The Weight of Lies: A Novel by Emily Carpenter



I saw my own meanness and desperation for her to erase the past. As we stood there, eyes blazing, pulses racing, the inevitability of it all became clear. When the two of us came into contact, we were always going to do this- react like incompatible chemicals in a lab experiment. Sizzle. Spark, Then explode.

Meg Ashley is the daughter of the author Frances Ashley, whose best selling horror novel decades old may or may not be true. As with all things Frances, cold, distant, manipulative, selfish- what is true and what is imagined is impossible to decipher. Growing up in the shadow of her fame, but in a life of privilege afforded because of her cult classic novel, Meg’s childhood was lonely and at times far too adult and damaging. After three ‘Frances Free’ years, she has to face her mother. When she receives a party invitation, she decides to show up and is given an offer she cannot refuse. Write a tell all, exposing all her mother’s ugliest truths. So she must go back to the source of inspiration for her mother’s novel, Bonny Island, Georgia. Time to show the world the real Frances, if the fans want dirt, it’s dirt they shall get!

Excavating the secrets of the island, and the woman (Doro) whose life her mother destroyed, she must sift through the fiction and facts. But the woman she meets is nothing like the creepy child killer in the book. She is strong, warm, welcoming despite the horror story setting of the place. Finally reading the book her mother penned, while staying in the place is doing things to her mind. The lies her mother told crumble against the memories Doro shares, the questions she answers. The story has excerpts from the original horror story about Kitten, taking the reader into the eerie child killer. One who may or may not be Doro. If Kitten was strange, Doro comes off as more unique, fascinating. How could her mother destroy her entire life? She was just a little girl, in awe of Meg’s mother. As she pokes at the old real murder that occurred on the island, she discovers things that don’t sit right. Throw in some romance with Kao, with his own secrets, unsure if she can trust him when true terror overtakes her and you have one strange story. Passion, fear, facing ones strengths and weaknesses. With Wild horses running on the island, wild stories and lies, the atmosphere is fitting.

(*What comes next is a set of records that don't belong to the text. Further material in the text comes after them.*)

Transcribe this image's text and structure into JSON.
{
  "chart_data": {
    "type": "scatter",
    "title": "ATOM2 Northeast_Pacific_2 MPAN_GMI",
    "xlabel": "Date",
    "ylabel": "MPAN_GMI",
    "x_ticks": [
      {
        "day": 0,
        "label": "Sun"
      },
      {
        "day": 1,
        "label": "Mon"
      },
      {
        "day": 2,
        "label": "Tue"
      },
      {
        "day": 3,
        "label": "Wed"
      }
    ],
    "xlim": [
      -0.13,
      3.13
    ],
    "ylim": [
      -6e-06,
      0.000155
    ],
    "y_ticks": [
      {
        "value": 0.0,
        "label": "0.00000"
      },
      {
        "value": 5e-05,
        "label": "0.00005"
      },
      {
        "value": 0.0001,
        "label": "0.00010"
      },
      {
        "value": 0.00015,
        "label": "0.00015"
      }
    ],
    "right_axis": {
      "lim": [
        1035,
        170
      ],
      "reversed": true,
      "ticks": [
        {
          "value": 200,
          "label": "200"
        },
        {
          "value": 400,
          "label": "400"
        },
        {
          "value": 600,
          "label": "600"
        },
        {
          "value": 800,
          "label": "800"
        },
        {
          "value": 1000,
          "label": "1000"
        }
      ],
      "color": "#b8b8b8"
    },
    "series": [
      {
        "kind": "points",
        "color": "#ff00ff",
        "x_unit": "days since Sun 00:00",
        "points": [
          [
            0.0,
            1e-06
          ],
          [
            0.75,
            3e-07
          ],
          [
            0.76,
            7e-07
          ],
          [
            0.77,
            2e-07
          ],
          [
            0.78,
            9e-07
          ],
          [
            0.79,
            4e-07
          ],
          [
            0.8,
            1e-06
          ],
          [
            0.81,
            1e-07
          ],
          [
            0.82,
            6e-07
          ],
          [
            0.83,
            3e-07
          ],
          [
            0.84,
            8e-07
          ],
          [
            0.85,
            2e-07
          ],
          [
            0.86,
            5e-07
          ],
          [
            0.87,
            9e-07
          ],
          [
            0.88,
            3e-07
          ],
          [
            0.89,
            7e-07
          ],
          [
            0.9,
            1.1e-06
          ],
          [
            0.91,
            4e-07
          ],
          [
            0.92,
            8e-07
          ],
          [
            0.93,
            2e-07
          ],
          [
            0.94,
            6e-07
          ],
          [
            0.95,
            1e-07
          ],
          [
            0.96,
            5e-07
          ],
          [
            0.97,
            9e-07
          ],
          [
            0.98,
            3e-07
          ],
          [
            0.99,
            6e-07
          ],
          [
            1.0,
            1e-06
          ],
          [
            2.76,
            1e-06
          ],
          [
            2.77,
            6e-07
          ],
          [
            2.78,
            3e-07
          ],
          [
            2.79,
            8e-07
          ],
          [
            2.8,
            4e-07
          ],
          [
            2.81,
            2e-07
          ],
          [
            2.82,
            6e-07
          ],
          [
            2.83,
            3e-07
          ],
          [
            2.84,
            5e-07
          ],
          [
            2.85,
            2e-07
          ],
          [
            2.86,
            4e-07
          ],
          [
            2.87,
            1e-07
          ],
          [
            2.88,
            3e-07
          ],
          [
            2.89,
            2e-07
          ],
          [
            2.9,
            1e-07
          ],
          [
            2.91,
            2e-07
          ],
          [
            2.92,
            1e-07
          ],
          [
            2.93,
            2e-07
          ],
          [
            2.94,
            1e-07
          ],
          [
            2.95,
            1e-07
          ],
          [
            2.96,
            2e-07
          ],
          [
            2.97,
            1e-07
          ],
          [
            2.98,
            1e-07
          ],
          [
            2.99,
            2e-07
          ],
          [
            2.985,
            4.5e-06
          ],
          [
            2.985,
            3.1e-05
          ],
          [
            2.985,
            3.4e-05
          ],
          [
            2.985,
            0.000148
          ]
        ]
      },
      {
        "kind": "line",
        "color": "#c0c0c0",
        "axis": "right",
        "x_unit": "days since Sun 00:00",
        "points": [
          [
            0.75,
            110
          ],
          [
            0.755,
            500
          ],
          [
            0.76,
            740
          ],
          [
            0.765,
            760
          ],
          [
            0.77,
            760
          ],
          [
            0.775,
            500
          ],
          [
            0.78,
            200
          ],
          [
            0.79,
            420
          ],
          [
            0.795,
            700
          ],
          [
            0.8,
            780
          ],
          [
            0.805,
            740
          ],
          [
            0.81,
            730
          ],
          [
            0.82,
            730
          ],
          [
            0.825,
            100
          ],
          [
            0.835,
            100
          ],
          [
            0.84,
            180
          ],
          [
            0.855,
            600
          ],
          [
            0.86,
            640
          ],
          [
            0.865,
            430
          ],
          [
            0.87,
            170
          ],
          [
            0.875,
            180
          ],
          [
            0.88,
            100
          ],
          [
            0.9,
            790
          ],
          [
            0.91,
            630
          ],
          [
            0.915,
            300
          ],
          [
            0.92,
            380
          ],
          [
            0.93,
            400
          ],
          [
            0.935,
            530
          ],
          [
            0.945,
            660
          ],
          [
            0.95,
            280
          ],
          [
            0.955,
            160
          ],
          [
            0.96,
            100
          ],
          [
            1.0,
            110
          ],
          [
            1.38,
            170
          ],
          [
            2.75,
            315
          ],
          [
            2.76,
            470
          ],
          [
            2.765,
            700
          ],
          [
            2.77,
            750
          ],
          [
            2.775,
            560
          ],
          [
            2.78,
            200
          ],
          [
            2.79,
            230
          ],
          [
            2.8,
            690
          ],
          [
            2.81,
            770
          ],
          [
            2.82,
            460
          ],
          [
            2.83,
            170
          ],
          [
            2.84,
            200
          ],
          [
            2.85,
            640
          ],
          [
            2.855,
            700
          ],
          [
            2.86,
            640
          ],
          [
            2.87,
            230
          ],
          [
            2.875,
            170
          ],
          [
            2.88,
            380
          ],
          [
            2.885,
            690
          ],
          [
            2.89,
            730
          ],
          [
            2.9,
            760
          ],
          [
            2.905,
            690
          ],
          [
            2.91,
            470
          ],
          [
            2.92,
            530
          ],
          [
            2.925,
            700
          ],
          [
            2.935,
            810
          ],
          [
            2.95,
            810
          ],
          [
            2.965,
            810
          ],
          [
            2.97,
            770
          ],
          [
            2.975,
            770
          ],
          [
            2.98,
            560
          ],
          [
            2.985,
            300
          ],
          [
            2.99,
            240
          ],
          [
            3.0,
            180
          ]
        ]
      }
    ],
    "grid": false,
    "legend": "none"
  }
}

Everyone is damaged, you don’t know who to trust. Meg’s and Frances relationship is never really settled for me, not even at the end. I can’t going into why I think Meg’s cold mother doesn’t make sense knowing the full story without giving away the ending. Doro I wonder about too. Can all these people with wildness inside of them really be this controlled? The Kitten story at times bothered me, it’s a personal thing. I don’t like stories within stories, as it sort of breaks into the flow. I actually see Meg as not selfish so much as weakened by her life of privilege. I imagine it would be hard to step out of your famous mother’s shadow, to be strong and independent when you’ve never learned how to be. Money can be as great a manipulator as any abuse. She is a fledgling that never learned to fly, ¬†longing to flee her cold mother but without the confidence to do so. There are a lot of people out there that grow accustomed to control. It makes sense to me that she is still clinging to her mother’s support while pushing her mother away. It’s also why she falls for Doro in a sense, who has a natural way about her, a much warmer nature- or does she?

Revenge somehow has a way of pulling the avenger down too. Was Frances’s novel truth disguised as fiction, a way to show events as they really played out, the only way to expose Doro? Or is Frances more twisted than her evil character? The story is twisted and strange. I had to finish the novel, but I started to figure a few things out. It’s a good mystery/horror without being terrifying. It’s not all about the murder, there are parts of the book about Meg’s youth and love affair with an older man, exposing how in some ways she grew up too fast, wasn’t mothered properly despite all the wealth. Why are we less likely to feel bad for rich people? I know, sadness is less painful minus poverty, but let’s face it, abuse sucks for everyone regardless of financial status.